Licht und Wasser … Das Wasser hatte ich auf jeden Fall schon mal vor sich. Aber was könnte mit Licht gemeint sein? Vielleicht eine Laterne oder so? Suchend ließ ich meinen Blick über den Strand gleiten, wobei ich wenig Hoffnung hatte, auf besagte Laterne zu stoßen. Denn wer würde schon ein ganzes Jahr lang eine Laterne hier draußen lassen?
Resigniert ging ich ein paar Schritte weiter in Richtung Meer und ließ mich dann in den Sand plumpsen, genau so, dass ich sicher im Trockenen saß, während die letzten Ausläufer der Wellen gerade so meine Füße noch erreichten. Was konnte nur mit diesem Gedicht gemeint sein? Wenn es aufeinander aufbaut, was bei den ersten beiden der Fall war, dann müsste es von hier aus weitergehen. Aber wohin? Gedankenverloren hob ich eine kleine, rötliche Muschel auf, die neben mir gelegen hatte. Ein wenig erinnerte sie mich an jene Muschel, die ich vor fast einem Jahr am Strand gefunden hatte und an dich weitergegeben hatte. Ach, was war das doch für eine schöne Zeit gewesen ... Aber wie auch immer, es würde sicherlich nicht helfen, wenn ich jetzt hier sitzen bliebe. Dann würde ich den nächsten Ort nie finden. Ich legte die Muschel auf ihren ursprünglichen Platz zurück, stand wieder ein wenig entschlossener auf und klopfte mir die trockenen Sandkörner von den Händen.

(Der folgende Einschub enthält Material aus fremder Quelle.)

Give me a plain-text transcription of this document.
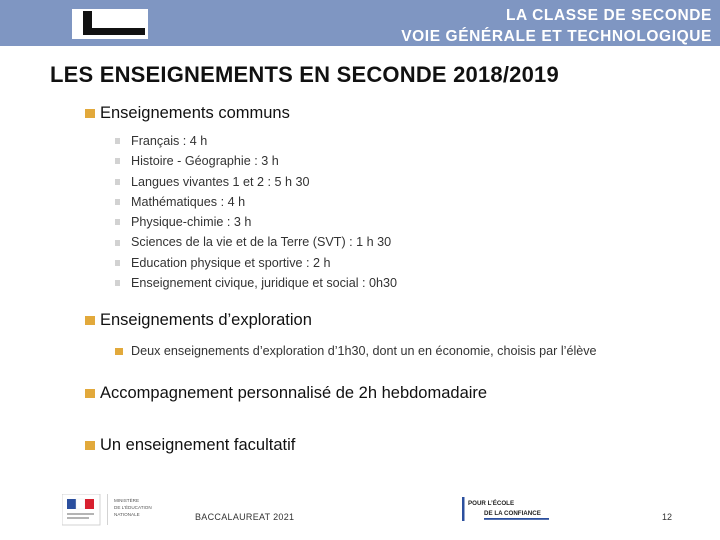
LA CLASSE DE SECONDE
VOIE GÉNÉRALE ET TECHNOLOGIQUE
LES ENSEIGNEMENTS EN SECONDE 2018/2019
Enseignements communs
Français : 4 h
Histoire - Géographie : 3 h
Langues vivantes 1 et 2 : 5 h 30
Mathématiques : 4 h
Physique-chimie : 3 h
Sciences de la vie et de la Terre (SVT) : 1 h 30
Education physique et sportive : 2 h
Enseignement civique, juridique et social : 0h30
Enseignements d’exploration
Deux enseignements d’exploration d’1h30, dont un en économie, choisis par l’élève
Accompagnement personnalisé de 2h hebdomadaire
Un enseignement facultatif
MINISTÈRE
DE L’ÉDUCATION
NATIONALE	BACCALAUREAT 2021
POUR L’ÉCOLE
DE LA CONFIANCE	12
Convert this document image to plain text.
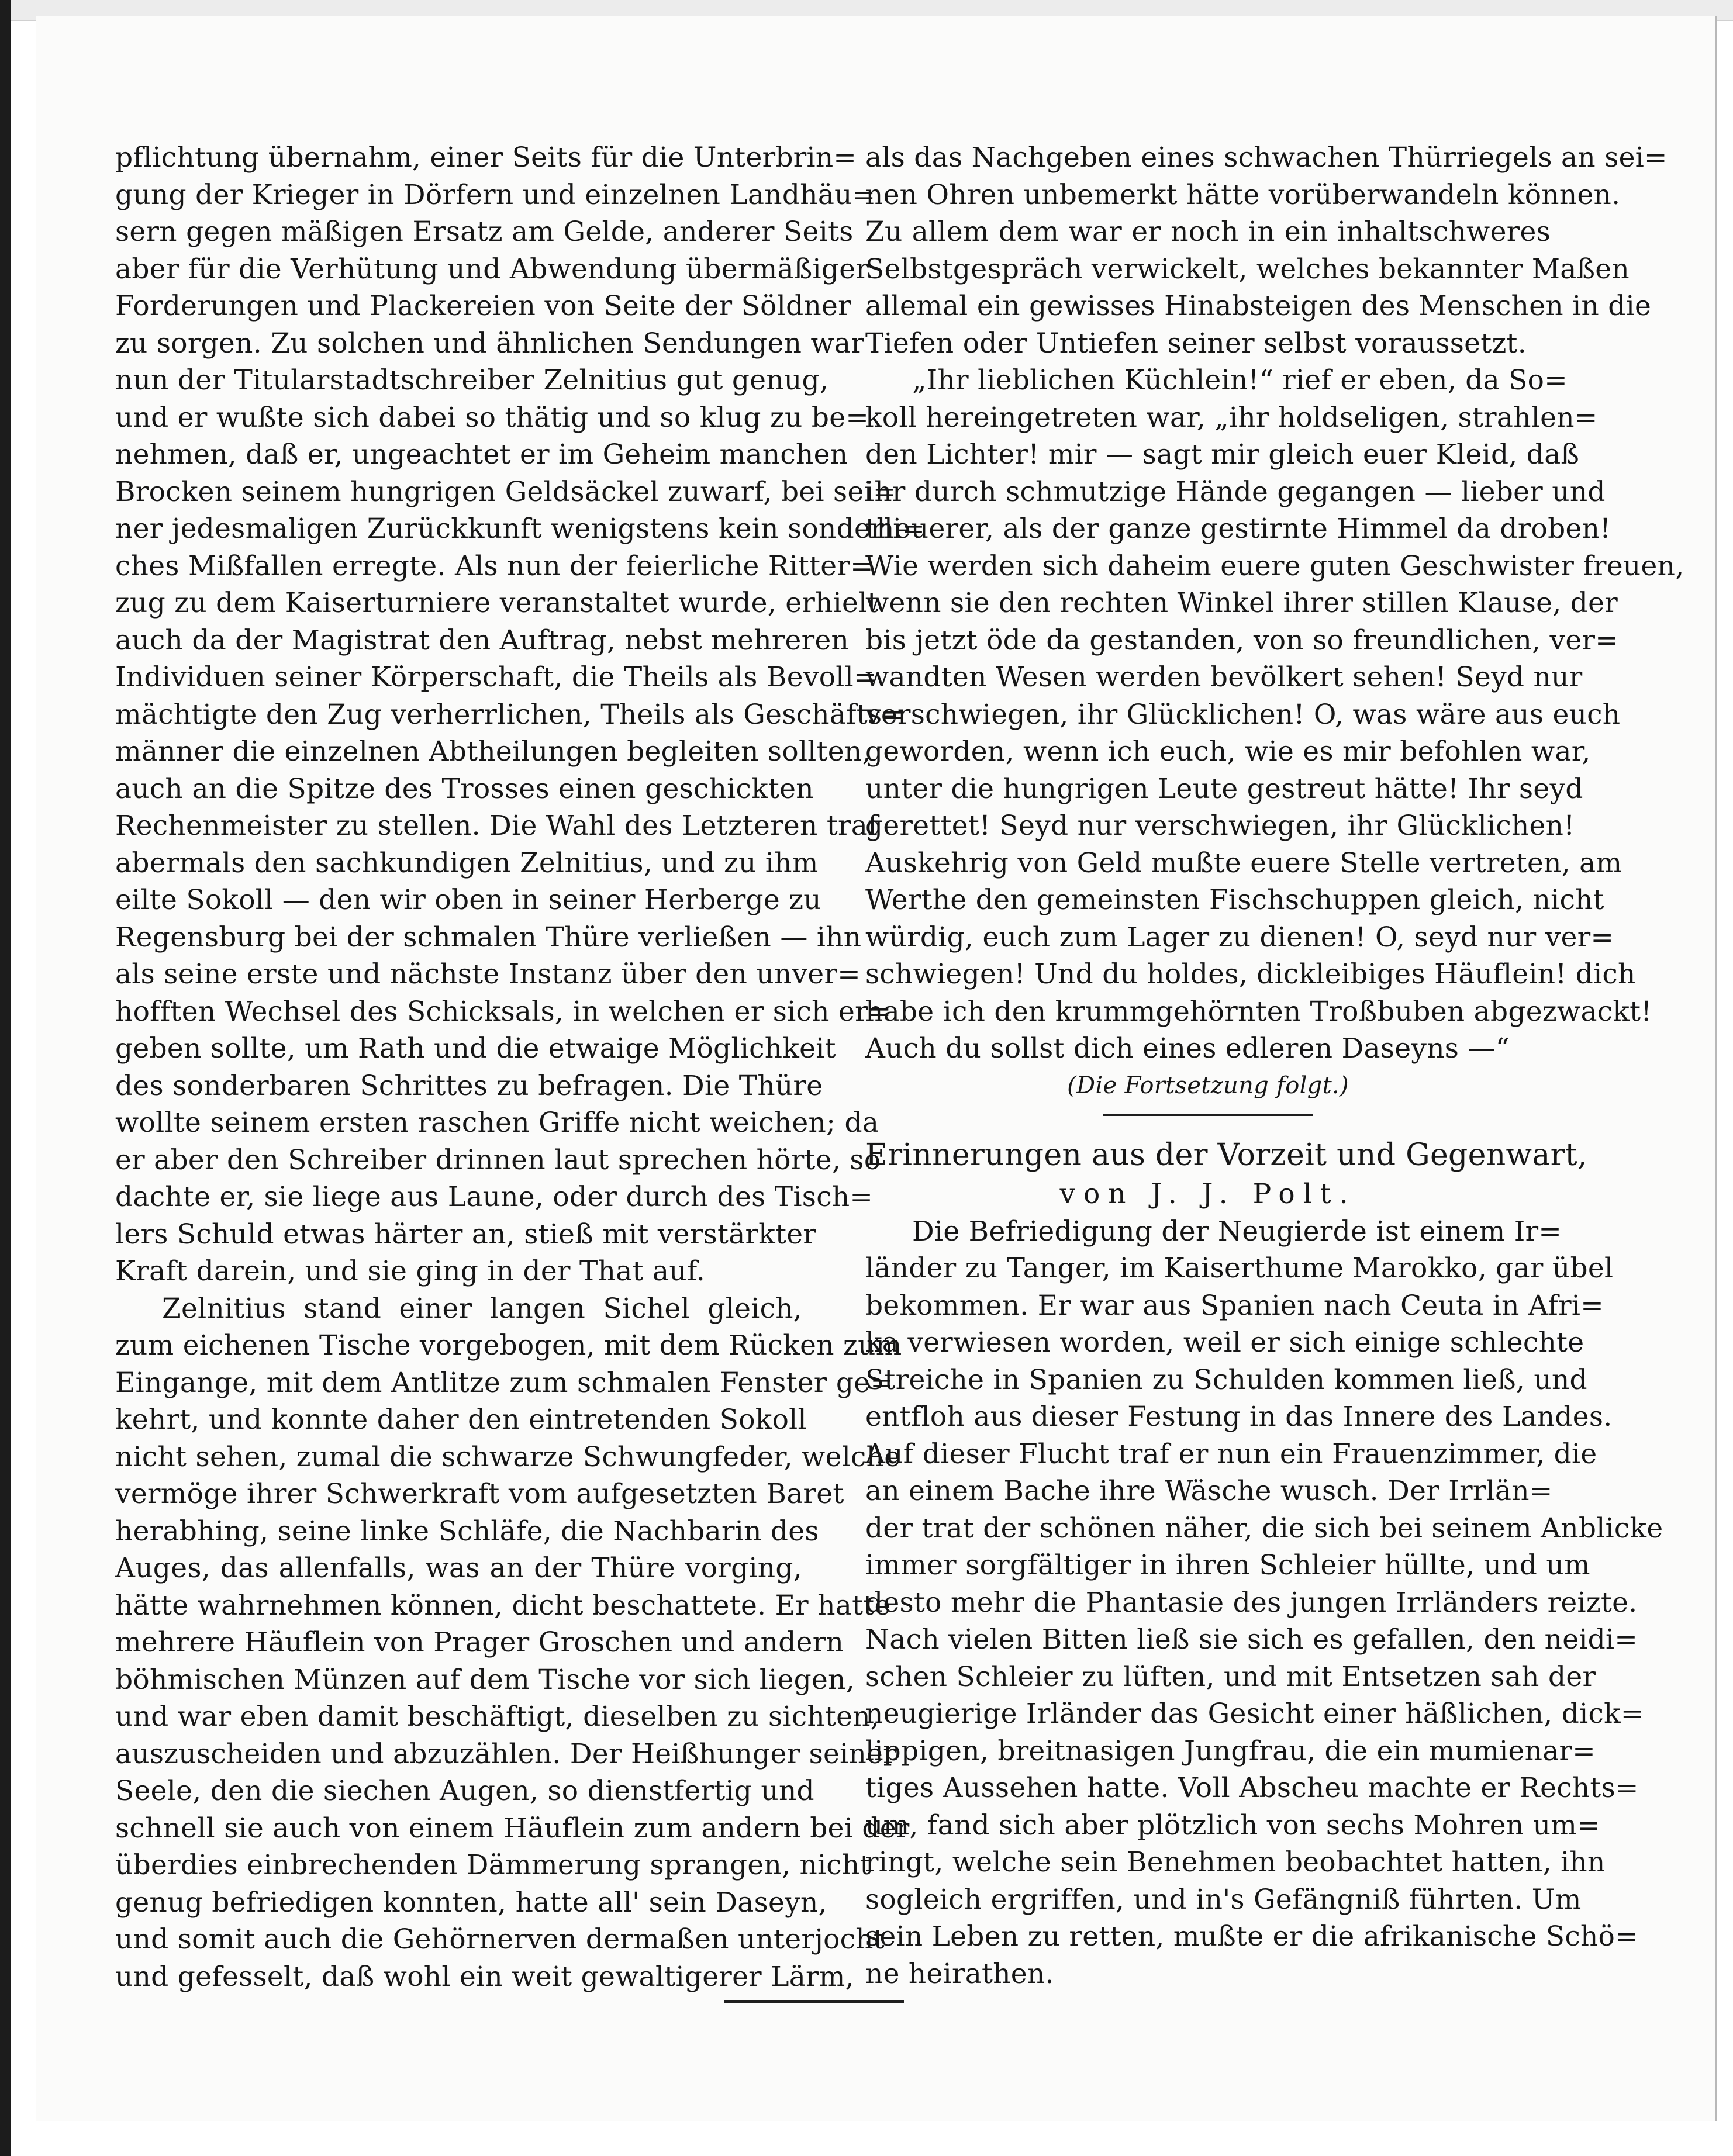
pflichtung übernahm, einer Seits für die Unterbrin=
gung der Krieger in Dörfern und einzelnen Landhäu=
sern gegen mäßigen Ersatz am Gelde, anderer Seits
aber für die Verhütung und Abwendung übermäßiger
Forderungen und Plackereien von Seite der Söldner
zu sorgen. Zu solchen und ähnlichen Sendungen war
nun der Titularstadtschreiber Zelnitius gut genug,
und er wußte sich dabei so thätig und so klug zu be=
nehmen, daß er, ungeachtet er im Geheim manchen
Brocken seinem hungrigen Geldsäckel zuwarf, bei sei=
ner jedesmaligen Zurückkunft wenigstens kein sonderli=
ches Mißfallen erregte. Als nun der feierliche Ritter=
zug zu dem Kaiserturniere veranstaltet wurde, erhielt
auch da der Magistrat den Auftrag, nebst mehreren
Individuen seiner Körperschaft, die Theils als Bevoll=
mächtigte den Zug verherrlichen, Theils als Geschäfts=
männer die einzelnen Abtheilungen begleiten sollten,
auch an die Spitze des Trosses einen geschickten
Rechenmeister zu stellen. Die Wahl des Letzteren traf
abermals den sachkundigen Zelnitius, und zu ihm
eilte Sokoll — den wir oben in seiner Herberge zu
Regensburg bei der schmalen Thüre verließen — ihn
als seine erste und nächste Instanz über den unver=
hofften Wechsel des Schicksals, in welchen er sich er=
geben sollte, um Rath und die etwaige Möglichkeit
des sonderbaren Schrittes zu befragen. Die Thüre
wollte seinem ersten raschen Griffe nicht weichen; da
er aber den Schreiber drinnen laut sprechen hörte, so
dachte er, sie liege aus Laune, oder durch des Tisch=
lers Schuld etwas härter an, stieß mit verstärkter
Kraft darein, und sie ging in der That auf.
Zelnitius stand einer langen Sichel gleich,
zum eichenen Tische vorgebogen, mit dem Rücken zum
Eingange, mit dem Antlitze zum schmalen Fenster ge=
kehrt, und konnte daher den eintretenden Sokoll
nicht sehen, zumal die schwarze Schwungfeder, welche
vermöge ihrer Schwerkraft vom aufgesetzten Baret
herabhing, seine linke Schläfe, die Nachbarin des
Auges, das allenfalls, was an der Thüre vorging,
hätte wahrnehmen können, dicht beschattete. Er hatte
mehrere Häuflein von Prager Groschen und andern
böhmischen Münzen auf dem Tische vor sich liegen,
und war eben damit beschäftigt, dieselben zu sichten,
auszuscheiden und abzuzählen. Der Heißhunger seiner
Seele, den die siechen Augen, so dienstfertig und
schnell sie auch von einem Häuflein zum andern bei der
überdies einbrechenden Dämmerung sprangen, nicht
genug befriedigen konnten, hatte all' sein Daseyn,
und somit auch die Gehörnerven dermaßen unterjocht
und gefesselt, daß wohl ein weit gewaltigerer Lärm,
als das Nachgeben eines schwachen Thürriegels an sei=
nen Ohren unbemerkt hätte vorüberwandeln können.
Zu allem dem war er noch in ein inhaltschweres
Selbstgespräch verwickelt, welches bekannter Maßen
allemal ein gewisses Hinabsteigen des Menschen in die
Tiefen oder Untiefen seiner selbst voraussetzt.
„Ihr lieblichen Küchlein!“ rief er eben, da So=
koll hereingetreten war, „ihr holdseligen, strahlen=
den Lichter! mir — sagt mir gleich euer Kleid, daß
ihr durch schmutzige Hände gegangen — lieber und
theuerer, als der ganze gestirnte Himmel da droben!
Wie werden sich daheim euere guten Geschwister freuen,
wenn sie den rechten Winkel ihrer stillen Klause, der
bis jetzt öde da gestanden, von so freundlichen, ver=
wandten Wesen werden bevölkert sehen! Seyd nur
verschwiegen, ihr Glücklichen! O, was wäre aus euch
geworden, wenn ich euch, wie es mir befohlen war,
unter die hungrigen Leute gestreut hätte! Ihr seyd
gerettet! Seyd nur verschwiegen, ihr Glücklichen!
Auskehrig von Geld mußte euere Stelle vertreten, am
Werthe den gemeinsten Fischschuppen gleich, nicht
würdig, euch zum Lager zu dienen! O, seyd nur ver=
schwiegen! Und du holdes, dickleibiges Häuflein! dich
habe ich den krummgehörnten Troßbuben abgezwackt!
Auch du sollst dich eines edleren Daseyns —“
(Die Fortsetzung folgt.)
Erinnerungen aus der Vorzeit und Gegenwart,
von J. J. Polt.
Die Befriedigung der Neugierde ist einem Ir=
länder zu Tanger, im Kaiserthume Marokko, gar übel
bekommen. Er war aus Spanien nach Ceuta in Afri=
ka verwiesen worden, weil er sich einige schlechte
Streiche in Spanien zu Schulden kommen ließ, und
entfloh aus dieser Festung in das Innere des Landes.
Auf dieser Flucht traf er nun ein Frauenzimmer, die
an einem Bache ihre Wäsche wusch. Der Irrlän=
der trat der schönen näher, die sich bei seinem Anblicke
immer sorgfältiger in ihren Schleier hüllte, und um
desto mehr die Phantasie des jungen Irrländers reizte.
Nach vielen Bitten ließ sie sich es gefallen, den neidi=
schen Schleier zu lüften, und mit Entsetzen sah der
neugierige Irländer das Gesicht einer häßlichen, dick=
lippigen, breitnasigen Jungfrau, die ein mumienar=
tiges Aussehen hatte. Voll Abscheu machte er Rechts=
um, fand sich aber plötzlich von sechs Mohren um=
ringt, welche sein Benehmen beobachtet hatten, ihn
sogleich ergriffen, und in's Gefängniß führten. Um
sein Leben zu retten, mußte er die afrikanische Schö=
ne heirathen.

Eigentlich erhoffte ich mir nicht wirklich viel davon, aber erneut blickte ich mich um und ließ dieses Mal meinen Blick auch den Strand entlang in die Ferne schweifen. Und da sah ich ihn! In der Ferne ragte ein Leuchtturm gen Himmel. Ich kannte diesen Turm sehr gut, als ich noch klein war, hatten wir ihn an so manch einem schönen Tag besucht. Aber bisher war mir irgendwie nie aufgefallen, dass man ihn auch von hier aus sehen konnte.
Einen leisen Fluch murmelnd, weil das nächste Ziel so weit weg war, machte ich mich wieder auf den Weg. Ich wusste zwar nun, wohin ich als Nächstes musste, aber so wirklich konnte ich mich gerade nicht darüber freuen, musste ich doch erst einmal die paar Kilometer bis dahin über den Sand bei sengender Sonne überwinden. Zumindest konnte ich durch die seichten Enden des Wassers waten und das Platschen des Wassers war eine angenehme Abkühlung, an diesem Tag, der Stunde für Stunde wärmer zu werden schien.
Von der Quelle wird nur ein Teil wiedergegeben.